The method of claim 13, further comprising indicating one of said locking position and an unlocked position, said unlocked position being indicated when said tip portion (15a) of said lance check pin (15) engages an end portion of said lance (34) disposed within the lance flexing space (32a).
The method of claim 17, wherein said indicating includes operatively connecting said lance check pin (15) to an electrical contact member (17) that contacts said terminal (33) when the terminal (33) is in the locking position, and does not contact the terminal (33) when the terminal (33) is in the unlocked position.
The method of claim 18, wherein the indicating includes connecting the lance check pin (15) and the electrical contact member (17) to a slider (14), thus forming an inspection unit provided within an examination device.

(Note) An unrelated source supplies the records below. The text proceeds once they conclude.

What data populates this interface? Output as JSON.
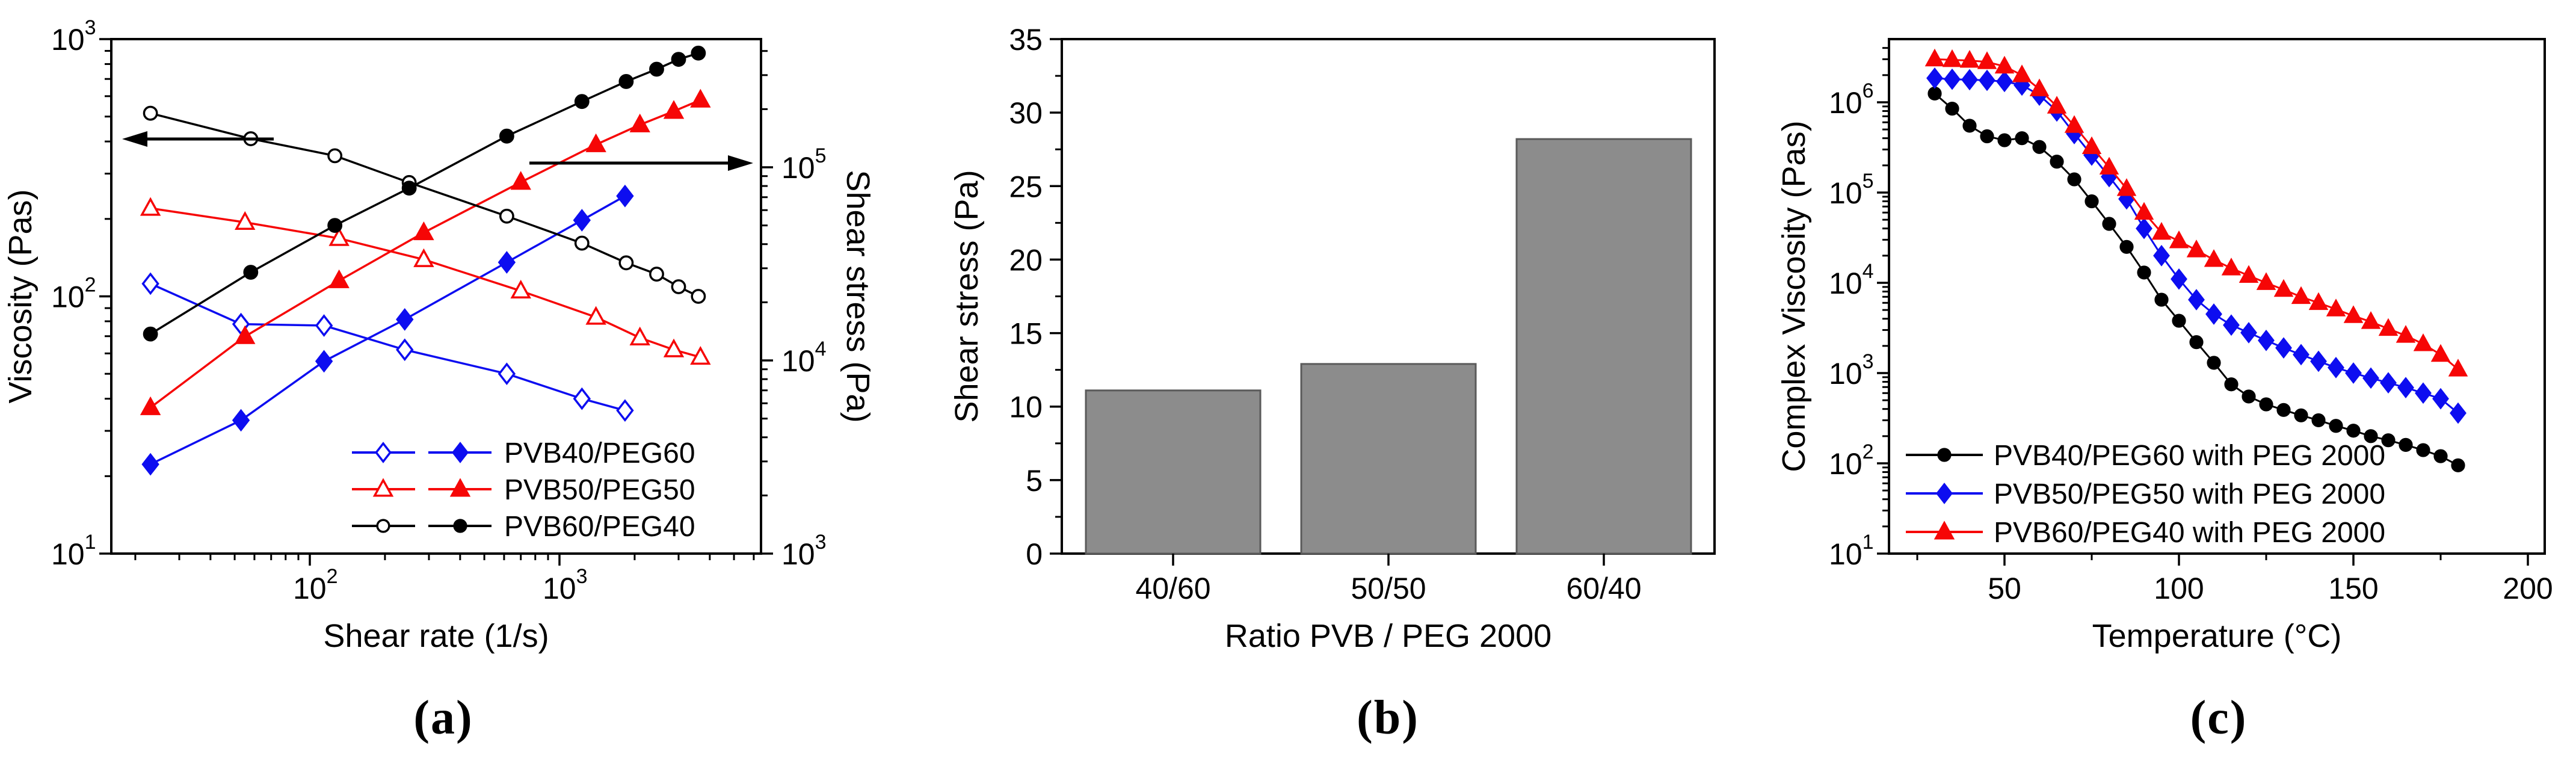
{
  "captions": [
    "(a)",
    "(b)",
    "(c)"
  ],
  "colors": {
    "blue": "#0d0df0",
    "red": "#f60606",
    "black": "#000000",
    "bar": "#8c8c8c",
    "bar_edge": "#5a5a5a",
    "axis": "#000000"
  },
  "chart_data": [
    {
      "id": "a",
      "type": "line",
      "xlabel": "Shear rate (1/s)",
      "ylabel_left": "Viscosity (Pas)",
      "ylabel_right": "Shear stress (Pa)",
      "x_scale": "log",
      "xlim": [
        16,
        6400
      ],
      "x_major_exponents": [
        2,
        3
      ],
      "ylim_left": [
        10,
        1000
      ],
      "y_left_major_exponents": [
        1,
        2,
        3
      ],
      "ylim_right": [
        1000,
        460000
      ],
      "y_right_major_exponents": [
        3,
        4,
        5
      ],
      "grid": false,
      "annotations": [
        "arrow-left-to-viscosity-axis",
        "arrow-right-to-stress-axis"
      ],
      "legend_position": "inside-bottom-center-right",
      "legend": [
        {
          "label": "PVB40/PEG60",
          "color": "blue",
          "marker": "diamond"
        },
        {
          "label": "PVB50/PEG50",
          "color": "red",
          "marker": "triangle"
        },
        {
          "label": "PVB60/PEG40",
          "color": "black",
          "marker": "circle"
        }
      ],
      "series": [
        {
          "name": "PVB40/PEG60 viscosity",
          "axis": "left",
          "color": "blue",
          "marker": "diamond",
          "open": true,
          "x": [
            23,
            53,
            114,
            240,
            615,
            1230,
            1830
          ],
          "y": [
            112,
            78,
            77,
            62,
            50,
            40,
            36
          ]
        },
        {
          "name": "PVB40/PEG60 shear stress",
          "axis": "right",
          "color": "blue",
          "marker": "diamond",
          "open": false,
          "x": [
            23,
            53,
            114,
            240,
            615,
            1230,
            1830
          ],
          "y": [
            2900,
            4900,
            9900,
            16300,
            32200,
            53200,
            71000
          ]
        },
        {
          "name": "PVB50/PEG50 viscosity",
          "axis": "left",
          "color": "red",
          "marker": "triangle",
          "open": true,
          "x": [
            23,
            55,
            131,
            286,
            700,
            1400,
            2100,
            2870,
            3670
          ],
          "y": [
            220,
            194,
            168,
            139,
            105,
            83,
            69,
            62,
            58
          ]
        },
        {
          "name": "PVB50/PEG50 shear stress",
          "axis": "right",
          "color": "red",
          "marker": "triangle",
          "open": false,
          "x": [
            23,
            55,
            131,
            286,
            700,
            1400,
            2100,
            2870,
            3670
          ],
          "y": [
            5700,
            13300,
            25900,
            45900,
            83700,
            131000,
            166000,
            195000,
            223000
          ]
        },
        {
          "name": "PVB60/PEG40 viscosity",
          "axis": "left",
          "color": "black",
          "marker": "circle",
          "open": true,
          "x": [
            23,
            58,
            126,
            250,
            615,
            1230,
            1850,
            2450,
            3000,
            3600
          ],
          "y": [
            515,
            410,
            352,
            277,
            205,
            161,
            135,
            122,
            109,
            100
          ]
        },
        {
          "name": "PVB60/PEG40 shear stress",
          "axis": "right",
          "color": "black",
          "marker": "circle",
          "open": false,
          "x": [
            23,
            58,
            126,
            250,
            615,
            1230,
            1850,
            2450,
            3000,
            3600
          ],
          "y": [
            13700,
            28600,
            50000,
            78000,
            145000,
            219000,
            278000,
            322000,
            362000,
            390000
          ]
        }
      ]
    },
    {
      "id": "b",
      "type": "bar",
      "xlabel": "Ratio PVB / PEG 2000",
      "ylabel": "Shear stress (Pa)",
      "categories": [
        "40/60",
        "50/50",
        "60/40"
      ],
      "values": [
        11.1,
        12.9,
        28.2
      ],
      "ylim": [
        0,
        35
      ],
      "ytick_step": 5,
      "yminor_step": 2.5,
      "grid": false,
      "bar_color": "bar"
    },
    {
      "id": "c",
      "type": "line",
      "xlabel": "Temperature (°C)",
      "ylabel": "Complex Viscosity (Pas)",
      "xlim": [
        17,
        204
      ],
      "x_ticks": [
        50,
        100,
        150,
        200
      ],
      "x_minor_ticks": [
        25,
        75,
        125,
        175
      ],
      "y_scale": "log",
      "ylim": [
        10,
        5000000
      ],
      "y_major_exponents": [
        1,
        2,
        3,
        4,
        5,
        6
      ],
      "grid": false,
      "legend_position": "inside-bottom-left",
      "x": [
        30,
        35,
        40,
        45,
        50,
        55,
        60,
        65,
        70,
        75,
        80,
        85,
        90,
        95,
        100,
        105,
        110,
        115,
        120,
        125,
        130,
        135,
        140,
        145,
        150,
        155,
        160,
        165,
        170,
        175,
        180
      ],
      "series": [
        {
          "name": "PVB40/PEG60 with PEG 2000",
          "color": "black",
          "marker": "circle",
          "open": false,
          "y": [
            1250000,
            850000,
            550000,
            420000,
            380000,
            400000,
            320000,
            220000,
            140000,
            80000,
            45000,
            25000,
            13000,
            6500,
            3800,
            2200,
            1300,
            750,
            550,
            450,
            390,
            340,
            300,
            260,
            230,
            200,
            180,
            160,
            140,
            120,
            95
          ]
        },
        {
          "name": "PVB50/PEG50 with PEG 2000",
          "color": "blue",
          "marker": "diamond",
          "open": false,
          "y": [
            1850000,
            1800000,
            1780000,
            1750000,
            1700000,
            1550000,
            1200000,
            800000,
            450000,
            260000,
            150000,
            85000,
            40000,
            20000,
            11000,
            6500,
            4500,
            3400,
            2800,
            2300,
            1900,
            1600,
            1350,
            1150,
            1000,
            880,
            780,
            690,
            600,
            520,
            360
          ]
        },
        {
          "name": "PVB60/PEG40 with PEG 2000",
          "color": "red",
          "marker": "triangle",
          "open": false,
          "y": [
            3000000,
            2950000,
            2900000,
            2800000,
            2500000,
            2000000,
            1400000,
            900000,
            550000,
            320000,
            190000,
            110000,
            60000,
            36000,
            29000,
            23000,
            18000,
            14500,
            12000,
            10000,
            8400,
            7000,
            6000,
            5100,
            4300,
            3700,
            3100,
            2600,
            2100,
            1600,
            1100
          ]
        }
      ]
    }
  ]
}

The method of claim 19, wherein the indicating includes sliding the inspection unit within said examination device against the bias of a spring (16) during the inserting when the tip portion (15a) of the lance check pin (15) engages said end portion of said lance (34) and the terminal (33) is in the unlocked position, whereby the electrical contact portion does not contact the terminal (33).
The method of claim 18, wherein the indicating includes connecting the electrical contact member (17) to a circuit for signaling the locking position and the unlocked position.
The method of claim 13, further comprising providing the connector housing (31) on a first support (43), providing the lance check pin (15) on a second support (11), and moving the first and second supports toward each other to inspect the position of the terminal (33).
The method of claim 22, further comprising providing one of the first and second supports with a crank (42), and using the crank (42) to reciprocate the connector housing (31) back and forth with respect to the lance check pin (15).